Saturday, March 19, 2016

Is Witness More Important Than Worship?



apostles-communion
Today, I came across a meme image on Facebook showing a man walking out of church and featuring the following statement:
Your most significant witness is how you treat others after the worship service ends.
I’ve seen this sentiment before. The idea here is that, while worship is important, its true purpose is to equip or inspire believers to go out and bring Christ to the world. So what happens after the church service is more important than the church service. This teaching is of course meant to combat the very real problem of Christians who will go to church but don’t really exhibit much of a Christian life at other times.
It is of course laudable to want to address that problem, but this is the wrong way of doing it. Why?
We are given the impression that real Christian life isn’t actually primarily about the worship of God.
Worship is reduced to preparation for the “real” Christian life, which is about Christian character, helping people, etc. Thus, worship is where we sort of plug back into the charging station so that we can go out and do the “real” Christian stuff.
But what happens with this attitude is not an elevation of Christian life outside worship services but rather the degradation of worship. Worship is no longer the actualization of what it means to be Christian but merely a pit stop before we get back in the race.
Another variation on this is to say that what happens outside of worship services is a “continued worship” that extends into all of life. This is a bit better, but it’s still a problem. Why?

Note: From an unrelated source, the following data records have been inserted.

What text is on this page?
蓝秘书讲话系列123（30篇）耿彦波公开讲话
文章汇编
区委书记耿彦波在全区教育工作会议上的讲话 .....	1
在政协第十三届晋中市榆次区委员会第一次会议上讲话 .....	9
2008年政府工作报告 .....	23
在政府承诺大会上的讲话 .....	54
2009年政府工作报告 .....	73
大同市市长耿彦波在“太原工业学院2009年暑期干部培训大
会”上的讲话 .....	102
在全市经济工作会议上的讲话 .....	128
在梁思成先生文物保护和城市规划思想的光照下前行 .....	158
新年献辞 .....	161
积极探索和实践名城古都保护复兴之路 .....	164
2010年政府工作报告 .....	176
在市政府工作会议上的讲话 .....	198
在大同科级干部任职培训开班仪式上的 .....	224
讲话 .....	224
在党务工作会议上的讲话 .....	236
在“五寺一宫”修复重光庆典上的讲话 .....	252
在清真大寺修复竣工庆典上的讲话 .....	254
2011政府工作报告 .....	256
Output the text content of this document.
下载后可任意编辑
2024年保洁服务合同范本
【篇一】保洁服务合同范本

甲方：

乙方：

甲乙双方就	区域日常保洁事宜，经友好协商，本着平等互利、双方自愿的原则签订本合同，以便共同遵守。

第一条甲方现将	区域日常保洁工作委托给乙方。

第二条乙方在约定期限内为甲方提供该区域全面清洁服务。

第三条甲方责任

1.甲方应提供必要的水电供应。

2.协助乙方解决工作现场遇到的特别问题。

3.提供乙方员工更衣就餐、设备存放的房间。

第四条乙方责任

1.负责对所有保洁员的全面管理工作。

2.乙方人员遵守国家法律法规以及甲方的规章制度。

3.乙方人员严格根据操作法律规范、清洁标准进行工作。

“Continuing worship” outside of worship services is okay, but it is ultimately only true in an analogical sense. Worship has a very specific definition in Scripture and Church history that largely resolves into union with God through liturgical sacrifice. (A tour through Leviticus and Hebrewsshows this pretty handily.)
It’s Pietism which gave birth to the new, gnosticized definition for worship as something mainly about inner feelings, etc. And that’s also why worship in many Christian communions these days is so variable—it apparently has no objective definition.
But in its true sense, the sense apparent in both the Bible and in subsequent Christian history, worship requires an altar. Anything else defined as worship is really just a metaphor. We might say that the “worship continues” after the church service is done, but in a real sense, it actually did stop after the final Amen. What we do after should reflect and be influenced by the worship, but it is not the same as worship, and it certainly is not more important than worship.
No doubt all this is harder to discern in a non- or anti-sacramental tradition, where “worship” is reduced largely to preaching and singing (or sometimes even study or socializing), but it should still be apparent that intentionally coming into God’s presence for communion and sanctification is the Christian life par excellence.
Don’t mistake the “about” for the “is.” The whole point of everything we do outside of worship is to support the worship, including bringing other people to participate in it. The “is” is the worship—Christian life is worshiping God. The “about” is all the things we do to support that worship—witness in active love and preaching, etc., is about incorporating people into worship. They are brought into the Church—a nation of priests—so that they can worship the one true God.
So the most significant witness a Christian can offer is actually his worship, because it is that worship which is the height and purpose of the Christian life. How he treats others (and all other forms of non-worship activities) is important, but it is important because it points people toward worship.
Christianity is not reducible to activism. Worship doesn’t support witness. Witness supports worship.